Baca juga: Agama dan Cinta
Pemimpin yang bukan nabi dan rasul dipilih dan diangkat oleh orang-orang di antara mereka.
Karena yang mengetahui orang cerdas hanyalah orang cerdas. Memberikan hak pilih kepemimpinan kepada orang awam hanya akan melahirkan kegagalam dalam memilih pemimpin. Oleh sebab itu politik adalah perwakilan komunitas bukan perwakilan pribadi. Al-Qur’an mengisyaratkan umat islam dengan “khairu ummat”, umat terbaik atau umat pilihan.
Allah Ta’ala berfirman,
كُنْتُمْ خَيْرَ أُمَّةٍ أُخْرِجَتْ لِلنَّاسِ تَأْمُرُونَ بِالْمَعْرُوفِ وَتَنْهَوْنَ عَنِ الْمُنْكَرِ وَتُؤْمِنُونَ بِاللَّهِ ۗ وَلَوْ آمَنَ أَهْلُ الْكِتَابِ لَكَانَ خَيْرًا لَهُمْ ۚ مِنْهُمُ الْمُؤْمِنُونَ وَأَكْثَرُهُمُ الْفَاسِقُونَ
“Kamu adalah umat yang terbaik yang dilahirkan untuk manusia, menyuruh kepada yang ma’ruf, dan mencegah dari yang munkar, dan beriman kepada Allah. Sekiranya Ahli Kitab beriman, tentulah itu lebih baik bagi mereka, di antara mereka ada yang beriman, dan kebanyakan mereka adalah orang-orang yang fasik.” (QS. Ali Imrān/3:110).

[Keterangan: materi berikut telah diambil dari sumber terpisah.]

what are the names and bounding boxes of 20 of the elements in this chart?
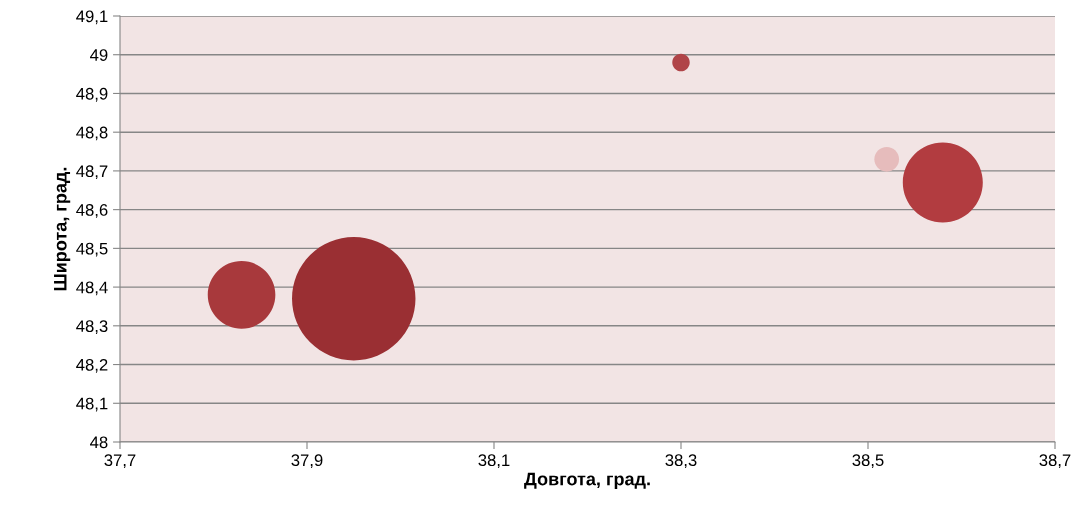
x-tick-label: 38,3	[665, 454, 697, 469]
x-tick-label: 37,7	[104, 454, 136, 469]
x-axis-title: Довгота, град.	[524, 472, 650, 489]
y-tick-label: 48,9	[76, 87, 108, 102]
y-tick-label: 49	[90, 49, 108, 61]
y-tick-label: 48	[90, 436, 108, 449]
x-tick-label: 38,7	[1039, 454, 1071, 469]
y-axis-title: Широта, град.	[54, 167, 71, 291]
x-tick-label: 38,5	[852, 454, 884, 469]
y-tick-label: 48,1	[76, 397, 108, 412]
y-tick-label: 48,5	[76, 242, 108, 257]
y-tick-label: 48,4	[76, 281, 108, 296]
y-tick-label: 48,3	[76, 320, 108, 334]
x-tick-label: 37,9	[291, 454, 323, 469]
y-tick-label: 48,7	[76, 165, 108, 180]
y-tick-label: 48,2	[76, 358, 108, 373]
y-tick-label: 48,8	[76, 126, 108, 141]
y-tick-label: 48,6	[76, 204, 108, 218]
x-tick-label: 38,1	[478, 454, 510, 469]
y-tick-label: 49,1	[76, 10, 108, 25]
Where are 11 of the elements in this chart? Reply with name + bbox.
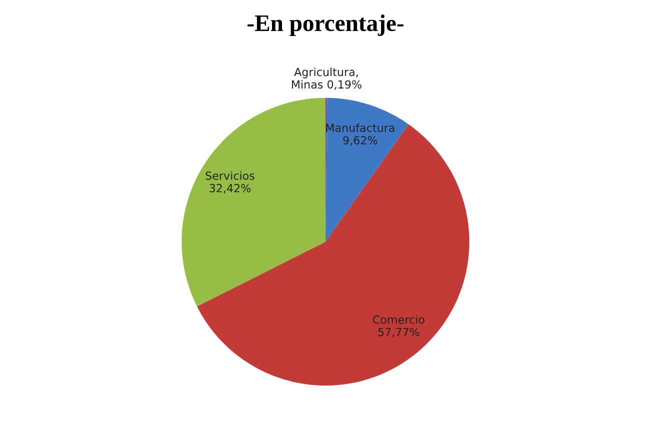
data-label: 57,77%: [378, 328, 420, 338]
slice-label: Servicios: [206, 171, 254, 180]
pie-slice: [326, 98, 409, 242]
slice-label: Agricultura, Minas 0,19%: [292, 68, 362, 90]
pie-slice: [182, 98, 326, 306]
data-label: 9,62%: [343, 136, 378, 146]
chart-title: -En porcentaje-: [248, 14, 404, 36]
slice-label: Comercio: [373, 315, 424, 324]
pie-slice: [197, 124, 470, 386]
slice-label: Manufactura: [326, 123, 394, 132]
data-label: 32,42%: [210, 184, 251, 194]
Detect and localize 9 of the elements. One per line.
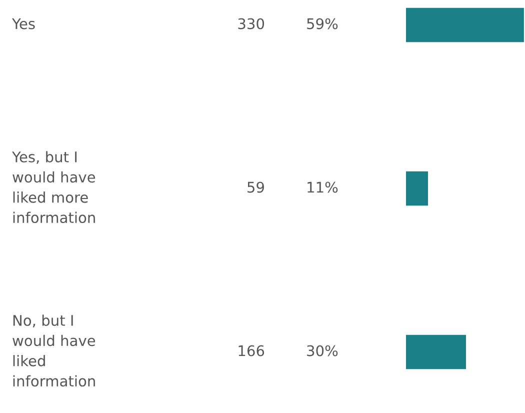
data-label: 59% xyxy=(307,18,338,30)
text: 330 xyxy=(238,18,264,30)
data-label: 30% xyxy=(307,345,338,356)
data-label: 11% xyxy=(308,182,338,193)
y-tick-label: No, but I would have liked information xyxy=(12,314,96,387)
y-tick-label: Yes xyxy=(12,18,35,30)
text: 59 xyxy=(248,182,264,193)
text: 166 xyxy=(238,345,264,356)
y-tick-label: Yes, but I would have liked more information xyxy=(12,151,96,224)
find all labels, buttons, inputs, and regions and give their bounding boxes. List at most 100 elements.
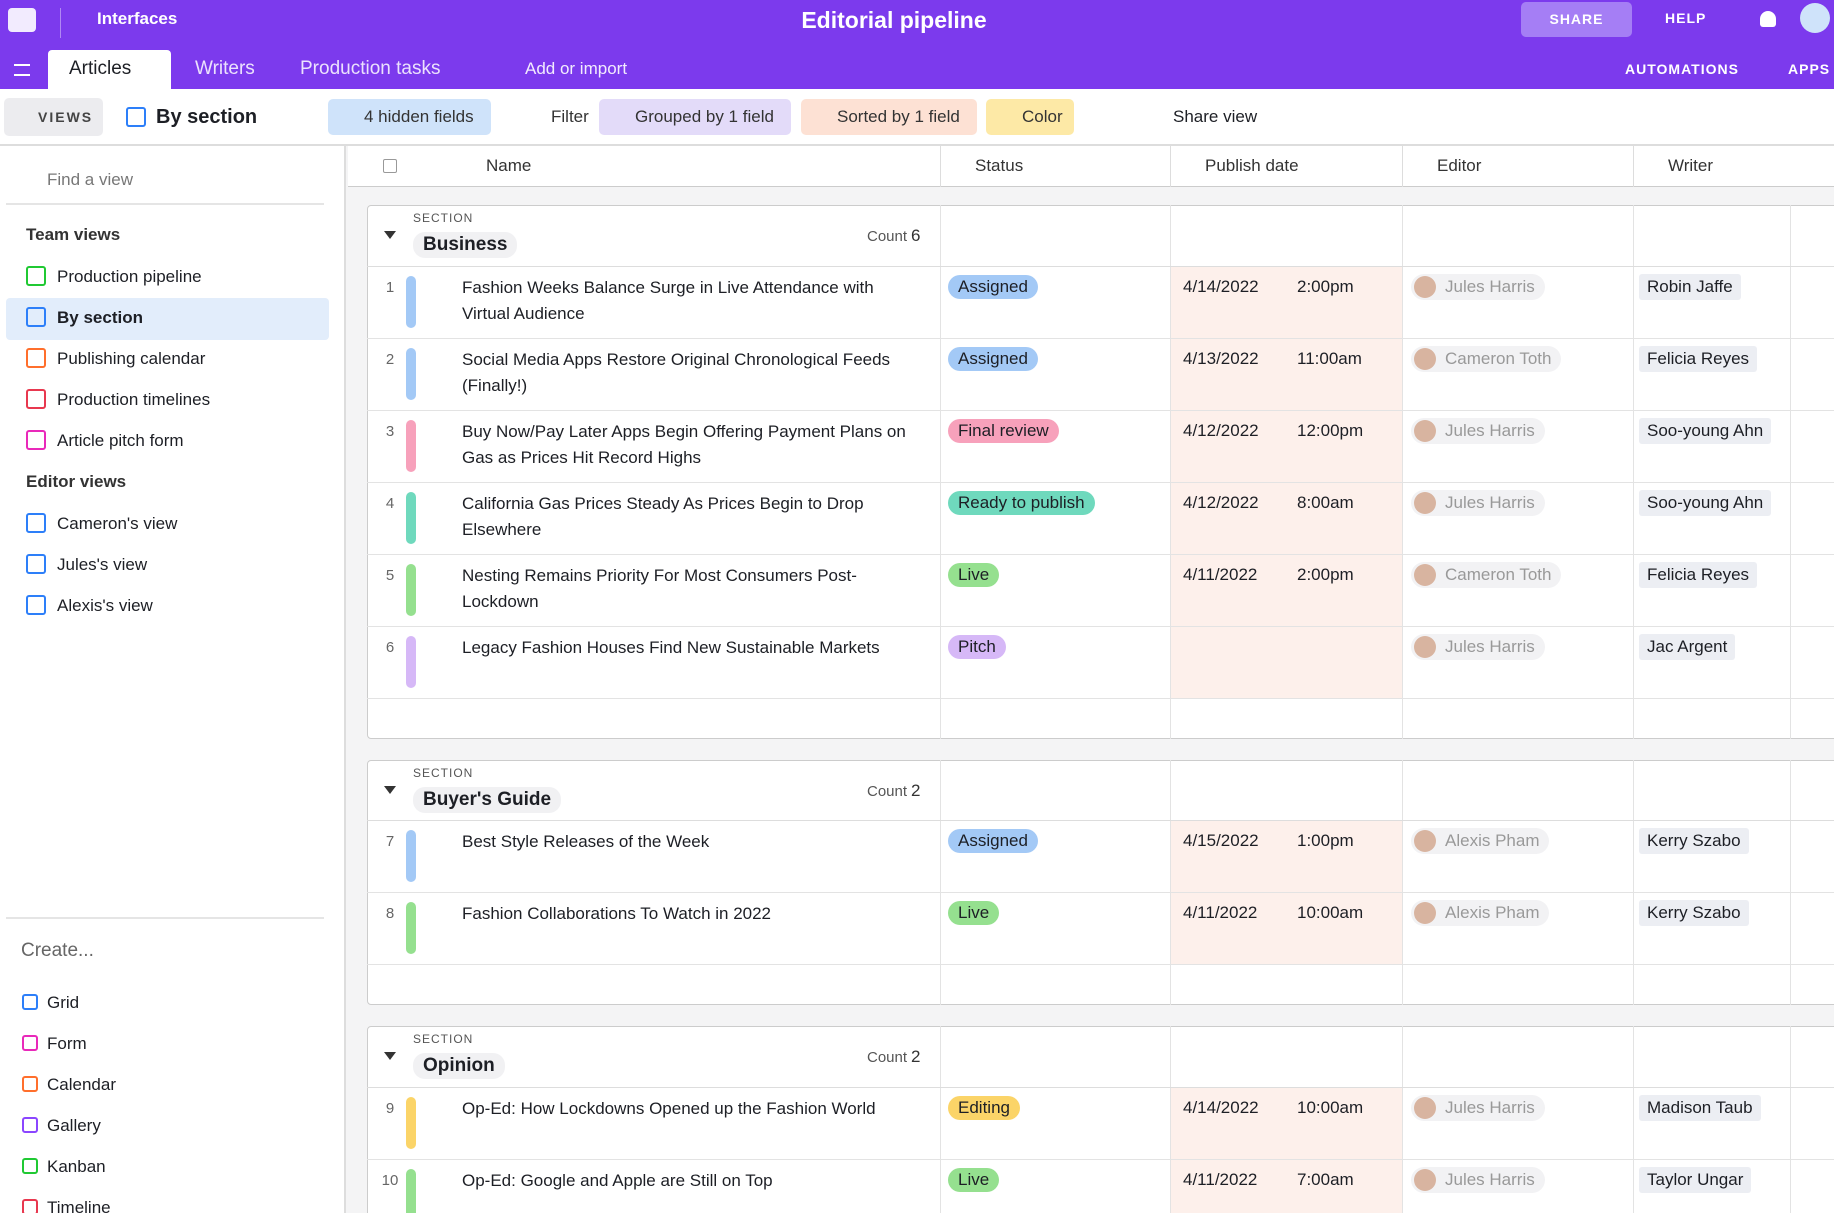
current-view[interactable]: By section <box>156 106 258 128</box>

Rasulallah saw ditanya tentang “khairu umat.”
Beliau menjawab, khairu umat itu mempunyai empat syarat, yaitu; Pertama, mereka yang paling banyak membaca teks maupun konteks. Kedua, orang yang paling bertaqwa, baik individual maupun sosial. Ketiga, orang yang paling banyak membangun jaringan silaturahim. Keempat, mereka selalu melakukan amar ma’ruf dan nahi munkar.
Dari beberapa ayat dan riwayat para ulama memformulasikan bahwa syarat pemimpin itu adalah:
- Adil.
- Berilmu pengetahuan yang luas.
- Sehat indrawi seperti sehat pendengaran, penglihatan dan pembicaraan.
- Sehat anggota tubuh dari kekurangan yang menghalanginya melakukan aktivitas.
- Memiliki pemikiran yang cerdas dalam menyikapi perkembangan politik dan kemaslahatan umat.